Drug houses: Geraldton real estate agents worry over massive clean-up costs

Zoe KeenanGeraldton Guardian
Methamphetamine file image.
Camera IconMethamphetamine file image. Credit: Getty Images/EyeEm

Real estate agents have expressed concerns about contamination of Geraldton properties previously tenanted by drug users and possible meth labs — which could cost up to $30,000 to clean up.

At a presentation about drug properties with Geraldton Detective Sergeant Marc O’Neill, a local agent asked if drug use could contaminate properties.

“Over a period of time and use it will (contaminate a property),” Det-Sgt O’Neill said.

The agent said contaminated properties could cost them up to $30,000 to clean up and that they were the ones who copped it.

He said another problem for them was that they could not determine whether properties were contaminated.

Det-Sgt O’Neill said there was work in Perth to test contamination of properties, but it was only a trial.

“They can drug-swipe the kitchen, living area and main bedroom to test for contamination, but at the moment we don’t have the equipment here in Geraldton,” he said.

VideoWhen they found drugs stashed in the house, they had the place tested and the results shocked everyone.

“It’ll start in Perth first, then we can see what we can feed out from there.”

Other concerns about drug properties were raised at the presentation organised by Real Estate Industry of WA Geraldton Mid West branch president Mairi Quinn.

Another agent attending the presentation said while trying to sell properties he had a lot of neighbours tell him of potential houses dealing drugs, but that police “did nothing” when they reported it.

Det-Sgt O’Neill said the process to get search warrants needed to be sufficient enough and they had to be sure they would find large amounts of drugs.

“Any reports we receive about a property’s possible involvement in drugs stays on file and they build up so we can notice when to request a search warrant,” he said.
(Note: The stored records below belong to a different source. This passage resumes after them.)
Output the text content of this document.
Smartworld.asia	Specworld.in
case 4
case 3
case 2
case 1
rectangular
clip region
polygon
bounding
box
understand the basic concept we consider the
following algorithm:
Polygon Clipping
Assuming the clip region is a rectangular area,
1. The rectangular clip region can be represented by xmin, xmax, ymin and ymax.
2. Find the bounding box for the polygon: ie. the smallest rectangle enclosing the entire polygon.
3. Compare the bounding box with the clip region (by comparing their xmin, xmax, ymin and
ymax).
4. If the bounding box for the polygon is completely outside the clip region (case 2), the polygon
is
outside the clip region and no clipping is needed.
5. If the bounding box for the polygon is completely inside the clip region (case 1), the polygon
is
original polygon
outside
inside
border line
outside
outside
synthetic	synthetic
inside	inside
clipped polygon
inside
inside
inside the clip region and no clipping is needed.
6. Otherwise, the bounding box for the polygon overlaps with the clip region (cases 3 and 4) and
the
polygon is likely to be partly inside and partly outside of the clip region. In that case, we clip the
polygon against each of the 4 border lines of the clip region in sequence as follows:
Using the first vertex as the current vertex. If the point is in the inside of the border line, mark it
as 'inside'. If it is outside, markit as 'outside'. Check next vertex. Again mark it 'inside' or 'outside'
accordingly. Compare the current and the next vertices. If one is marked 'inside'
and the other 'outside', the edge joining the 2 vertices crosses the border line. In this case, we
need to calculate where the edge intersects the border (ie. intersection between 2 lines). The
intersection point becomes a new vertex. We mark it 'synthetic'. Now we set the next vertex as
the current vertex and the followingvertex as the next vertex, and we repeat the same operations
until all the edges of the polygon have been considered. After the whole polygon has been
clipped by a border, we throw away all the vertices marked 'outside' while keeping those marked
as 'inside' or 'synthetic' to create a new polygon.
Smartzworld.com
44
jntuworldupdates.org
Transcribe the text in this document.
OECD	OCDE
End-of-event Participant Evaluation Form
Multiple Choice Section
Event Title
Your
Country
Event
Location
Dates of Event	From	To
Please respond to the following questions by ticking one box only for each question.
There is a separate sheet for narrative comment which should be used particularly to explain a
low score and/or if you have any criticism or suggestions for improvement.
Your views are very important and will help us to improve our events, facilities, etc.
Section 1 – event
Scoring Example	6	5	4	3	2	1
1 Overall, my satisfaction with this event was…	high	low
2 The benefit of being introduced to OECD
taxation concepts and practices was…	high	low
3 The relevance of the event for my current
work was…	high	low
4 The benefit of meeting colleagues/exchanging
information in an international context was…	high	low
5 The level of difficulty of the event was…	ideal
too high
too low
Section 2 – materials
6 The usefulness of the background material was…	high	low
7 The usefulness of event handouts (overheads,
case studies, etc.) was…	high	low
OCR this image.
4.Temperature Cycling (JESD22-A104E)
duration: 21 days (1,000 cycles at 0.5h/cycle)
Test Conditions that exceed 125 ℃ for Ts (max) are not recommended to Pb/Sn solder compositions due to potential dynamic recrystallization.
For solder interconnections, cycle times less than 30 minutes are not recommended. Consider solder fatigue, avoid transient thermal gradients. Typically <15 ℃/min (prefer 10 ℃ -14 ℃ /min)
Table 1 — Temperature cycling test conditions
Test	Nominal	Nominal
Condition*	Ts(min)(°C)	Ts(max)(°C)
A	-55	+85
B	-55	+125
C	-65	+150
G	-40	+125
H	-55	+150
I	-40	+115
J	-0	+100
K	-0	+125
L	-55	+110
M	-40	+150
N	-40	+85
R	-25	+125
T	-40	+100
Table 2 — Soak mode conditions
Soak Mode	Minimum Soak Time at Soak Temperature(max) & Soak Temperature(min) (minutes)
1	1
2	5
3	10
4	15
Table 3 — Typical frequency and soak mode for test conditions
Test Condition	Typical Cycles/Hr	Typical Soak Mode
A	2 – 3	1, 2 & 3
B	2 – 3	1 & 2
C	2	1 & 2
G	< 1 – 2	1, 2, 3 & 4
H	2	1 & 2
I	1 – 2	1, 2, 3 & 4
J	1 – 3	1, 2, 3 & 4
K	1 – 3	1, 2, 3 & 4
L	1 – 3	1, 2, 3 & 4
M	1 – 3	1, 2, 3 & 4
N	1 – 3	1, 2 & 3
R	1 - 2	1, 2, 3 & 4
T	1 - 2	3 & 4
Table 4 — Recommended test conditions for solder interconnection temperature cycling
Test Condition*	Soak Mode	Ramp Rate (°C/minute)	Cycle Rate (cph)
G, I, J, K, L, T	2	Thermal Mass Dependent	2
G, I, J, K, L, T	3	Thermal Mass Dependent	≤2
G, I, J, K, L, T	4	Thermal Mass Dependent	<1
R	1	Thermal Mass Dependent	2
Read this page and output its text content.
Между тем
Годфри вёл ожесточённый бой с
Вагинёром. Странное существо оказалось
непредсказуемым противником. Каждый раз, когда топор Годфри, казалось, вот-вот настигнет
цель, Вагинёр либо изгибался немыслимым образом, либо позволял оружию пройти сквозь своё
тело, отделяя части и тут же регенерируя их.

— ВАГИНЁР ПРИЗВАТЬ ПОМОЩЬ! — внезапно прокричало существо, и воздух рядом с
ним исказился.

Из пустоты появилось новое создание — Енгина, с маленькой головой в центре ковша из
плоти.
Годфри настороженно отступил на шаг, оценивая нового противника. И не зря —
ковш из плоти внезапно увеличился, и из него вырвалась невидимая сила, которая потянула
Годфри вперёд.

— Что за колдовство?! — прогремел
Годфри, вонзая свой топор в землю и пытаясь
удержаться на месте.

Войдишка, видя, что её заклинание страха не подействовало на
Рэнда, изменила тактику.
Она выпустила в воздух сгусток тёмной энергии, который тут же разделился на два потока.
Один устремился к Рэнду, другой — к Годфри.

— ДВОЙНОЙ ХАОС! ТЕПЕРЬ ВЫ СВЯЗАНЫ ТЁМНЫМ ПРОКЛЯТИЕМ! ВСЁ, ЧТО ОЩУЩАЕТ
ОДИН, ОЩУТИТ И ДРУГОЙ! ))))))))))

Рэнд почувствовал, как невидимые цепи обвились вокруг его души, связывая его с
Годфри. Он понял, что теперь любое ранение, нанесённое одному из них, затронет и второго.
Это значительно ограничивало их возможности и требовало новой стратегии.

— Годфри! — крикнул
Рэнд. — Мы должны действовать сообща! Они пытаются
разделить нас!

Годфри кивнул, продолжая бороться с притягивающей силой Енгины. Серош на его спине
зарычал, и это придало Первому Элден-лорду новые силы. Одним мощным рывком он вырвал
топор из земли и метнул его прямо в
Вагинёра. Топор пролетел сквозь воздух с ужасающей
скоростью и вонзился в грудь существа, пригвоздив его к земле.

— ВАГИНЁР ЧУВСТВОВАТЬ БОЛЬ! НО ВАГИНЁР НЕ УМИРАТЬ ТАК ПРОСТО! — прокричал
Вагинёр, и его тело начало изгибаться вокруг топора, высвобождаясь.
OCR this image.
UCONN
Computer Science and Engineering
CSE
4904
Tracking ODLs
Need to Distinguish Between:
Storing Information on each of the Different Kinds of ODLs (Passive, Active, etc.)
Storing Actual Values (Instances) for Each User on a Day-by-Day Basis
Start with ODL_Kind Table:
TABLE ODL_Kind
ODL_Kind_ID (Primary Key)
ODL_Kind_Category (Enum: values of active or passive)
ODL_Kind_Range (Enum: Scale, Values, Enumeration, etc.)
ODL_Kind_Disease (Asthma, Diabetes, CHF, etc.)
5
Det-Sgt O’Neill discussed what to keep an eye out for to identify drug properties and what agents and the public could do.

“Home meth labs are generally made up of a bunch of items like gas bottles and eskies for cooling, however, as of three years ago, I can’t remember the last time I saw a lab,” he said.

“Any meth coming into Australia these days is from China.

“Paraphernalia to look out for could include pipes, scales, small clip bags, unless the resident is collecting buttons there’s not much use for these.”

He said needles were not as commonly used these days but that they were “ultra-fine needles”.

“If people notice any of these items they can call Crime Stoppers and remain anonymous,” he said.

“The information we get has to come from a source, so instead of going into that property as soon as we’re told we need to make sure the person we arrest has no way of finding out who told us about it.”

Det-Sgt O’Neill made agents aware of cannabis grow houses and said although one had not been found in Geraldton they would be naive to think they did not exist.

“These are houses dedicated purely to grow cannabis and not for living,” he said.

In Perth, properties were usually purchased for $200,000 to $250,000 by mostly Vietnamese buyers involved in crime gangs.

“They’d be cash buyers with early settlements and no concern with the properties’ conditions.”

Ms Quinn said it was a duty of care for the industry to learn about the issues of drug properties.